Sucede, meus caros, que as mulheres, tal como os homens, têm vidas para sustentar no imediato, não apenas daqui a umas décadas. No ano passado, numa visita de trabalho à Unit London, galeria com métodos comerciais muito agressivos (para o mercado da arte, e que, francamente, só podem ser acolhidos e valorizados por quem não sabe o que está a fazer) reparei que nos artistas (é como quem diz) representados só tinham duas mulheres. Perguntei por que razão. Um dos donos ficou estupefacto: no mundo depois da marcha das mulheres em Washington nunca lhe tinha ocorrido que haveria estranheza em tal discrepância.
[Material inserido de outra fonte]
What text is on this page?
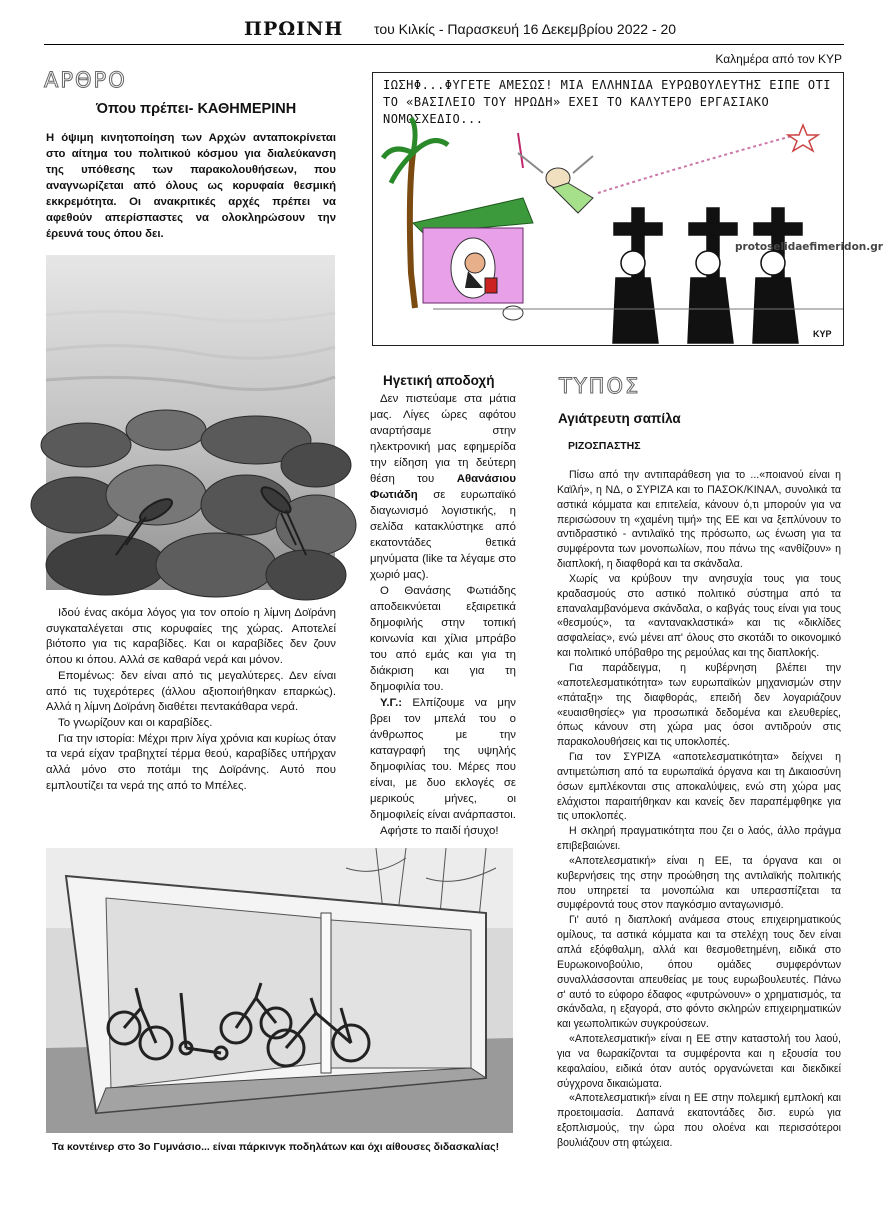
ΠΡΩΙΝΗ του Κιλκίς - Παρασκευή 16 Δεκεμβρίου 2022 - 20
Καλημέρα από τον ΚΥΡ
ΑΡΘΡΟ
Όπου πρέπει- ΚΑΘΗΜΕΡΙΝΗ
Η όψιμη κινητοποίηση των Αρχών ανταποκρίνεται στο αίτημα του πολιτικού κόσμου για διαλεύκανση της υπόθεσης των παρακολουθήσεων, που αναγνωρίζεται από όλους ως κορυφαία θεσμική εκκρεμότητα. Οι ανακριτικές αρχές πρέπει να αφεθούν απερίσπαστες να ολοκληρώσουν την έρευνά τους όπου δει.

Ιδού ένας ακόμα λόγος για τον οποίο η λίμνη Δοϊράνη συγκαταλέγεται στις κορυφαίες της χώρας. Αποτελεί βιότοπο για τις καραβίδες. Και οι καραβίδες δεν ζουν όπου κι όπου. Αλλά σε καθαρά νερά και μόνον.

Επομένως: δεν είναι από τις μεγαλύτερες. Δεν είναι από τις τυχερότερες (άλλου αξιοποιήθηκαν επαρκώς). Αλλά η λίμνη Δοϊράνη διαθέτει πεντακάθαρα νερά.

Το γνωρίζουν και οι καραβίδες.

Για την ιστορία: Μέχρι πριν λίγα χρόνια και κυρίως όταν τα νερά είχαν τραβηχτεί τέρμα θεού, καραβίδες υπήρχαν αλλά μόνο στο ποτάμι της Δοϊράνης. Αυτό που εμπλουτίζει τα νερά της από το Μπέλες.

ΙΩΣΗΦ...ΦΥΓΕΤΕ ΑΜΕΣΩΣ! ΜΙΑ ΕΛΛΗΝΙΔΑ ΕΥΡΩΒΟΥΛΕΥΤΗΣ ΕΙΠΕ ΟΤΙ ΤΟ «ΒΑΣΙΛΕΙΟ ΤΟΥ ΗΡΩΔΗ» ΕΧΕΙ ΤΟ ΚΑΛΥΤΕΡΟ ΕΡΓΑΣΙΑΚΟ ΝΟΜΟΣΧΕΔΙΟ...
protoselidaefimeridon.gr
ΚΥΡ
Ηγετική αποδοχή

Δεν πιστεύαμε στα μάτια μας. Λίγες ώρες αφότου αναρτήσαμε στην ηλεκτρονική μας εφημερίδα την είδηση για τη δεύτερη θέση του Αθανάσιου Φωτιάδη σε ευρωπαϊκό διαγωνισμό λογιστικής, η σελίδα κατακλύστηκε από εκατοντάδες θετικά μηνύματα (like τα λέγαμε στο χωριό μας).

Ο Θανάσης Φωτιάδης αποδεικνύεται εξαιρετικά δημοφιλής στην τοπική κοινωνία και χίλια μπράβο του από εμάς και για τη διάκριση και για τη δημοφιλία του.

Υ.Γ.: Ελπίζουμε να μην βρει τον μπελά του ο άνθρωπος με την καταγραφή της υψηλής δημοφιλίας του. Μέρες που είναι, με δυο εκλογές σε μερικούς μήνες, οι δημοφιλείς είναι ανάρπαστοι.

Αφήστε το παιδί ήσυχο!

ΤΥΠΟΣ
Αγιάτρευτη σαπίλα
ΡΙΖΟΣΠΑΣΤΗΣ

Πίσω από την αντιπαράθεση για το ...«ποιανού είναι η Καϊλή», η ΝΔ, ο ΣΥΡΙΖΑ και το ΠΑΣΟΚ/ΚΙΝΑΛ, συνολικά τα αστικά κόμματα και επιτελεία, κάνουν ό,τι μπορούν για να περισώσουν τη «χαμένη τιμή» της ΕΕ και να ξεπλύνουν το αντιδραστικό - αντιλαϊκό της πρόσωπο, ως ένωση για τα συμφέροντα των μονοπωλίων, που πάνω της «ανθίζουν» η διαπλοκή, η διαφθορά και τα σκάνδαλα.

Χωρίς να κρύβουν την ανησυχία τους για τους κραδασμούς στο αστικό πολιτικό σύστημα από τα επαναλαμβανόμενα σκάνδαλα, ο καβγάς τους είναι για τους «θεσμούς», τα «αντανακλαστικά» και τις «δικλίδες ασφαλείας», ενώ μένει απ' όλους στο σκοτάδι το οικονομικό και πολιτικό υπόβαθρο της ρεμούλας και της διαπλοκής.

Για παράδειγμα, η κυβέρνηση βλέπει την «αποτελεσματικότητα» των ευρωπαϊκών μηχανισμών στην «πάταξη» της διαφθοράς, επειδή δεν λογαριάζουν «ευαισθησίες» για προσωπικά δεδομένα και ελευθερίες, όπως κάνουν στη χώρα μας όσοι αντιδρούν στις παρακολουθήσεις και τις υποκλοπές.

Για τον ΣΥΡΙΖΑ «αποτελεσματικότητα» δείχνει η αντιμετώπιση από τα ευρωπαϊκά όργανα και τη Δικαιοσύνη όσων εμπλέκονται στις αποκαλύψεις, ενώ στη χώρα μας ελάχιστοι παραιτήθηκαν και κανείς δεν παραπέμφθηκε για τις υποκλοπές.

Η σκληρή πραγματικότητα που ζει ο λαός, άλλο πράγμα επιβεβαιώνει.

«Αποτελεσματική» είναι η ΕΕ, τα όργανα και οι κυβερνήσεις της στην προώθηση της αντιλαϊκής πολιτικής που υπηρετεί τα μονοπώλια και υπερασπίζεται τα συμφέροντά τους στον παγκόσμιο ανταγωνισμό.

Γι' αυτό η διαπλοκή ανάμεσα στους επιχειρηματικούς ομίλους, τα αστικά κόμματα και τα στελέχη τους δεν είναι απλά εξόφθαλμη, αλλά και θεσμοθετημένη, ειδικά στο Ευρωκοινοβούλιο, όπου ομάδες συμφερόντων συναλλάσσονται απευθείας με τους ευρωβουλευτές. Πάνω σ' αυτό το εύφορο έδαφος «φυτρώνουν» ο χρηματισμός, τα σκάνδαλα, η εξαγορά, στο φόντο σκληρών επιχειρηματικών και γεωπολιτικών συγκρούσεων.

«Αποτελεσματική» είναι η ΕΕ στην καταστολή του λαού, για να θωρακίζονται τα συμφέροντα και η εξουσία του κεφαλαίου, ειδικά όταν αυτός οργανώνεται και διεκδικεί σύγχρονα δικαιώματα.

«Αποτελεσματική» είναι η ΕΕ στην πολεμική εμπλοκή και προετοιμασία. Δαπανά εκατοντάδες δισ. ευρώ για εξοπλισμούς, την ώρα που ολοένα και περισσότεροι βουλιάζουν στη φτώχεια.

Τα κοντέινερ στο 3ο Γυμνάσιο... είναι πάρκινγκ ποδηλάτων και όχι αίθουσες διδασκαλίας!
Nem toda a gente compra arte, mas muita gente visita exposições e museus. Pelo que nos cabe usar – outra vez – o poder de consumidor@s para exigir que artistas femininas sejam mostradas, exibidas e relevadas. A Tate, em Inglaterra, está a apostar em compras paritárias de obras de arte. Mais se seguirão, se protestarmos. Desde logo porque mais mulheres nas luzes tem efeito de contágio para todas: combate a ideia de que o espaço público e mediático é o domínio dos homens, e as grandes concretizações têm sempre assinatura masculina.
(Esta série irá continuar, com o apagamento das mulheres noutras bandas profissionais e mediáticas.)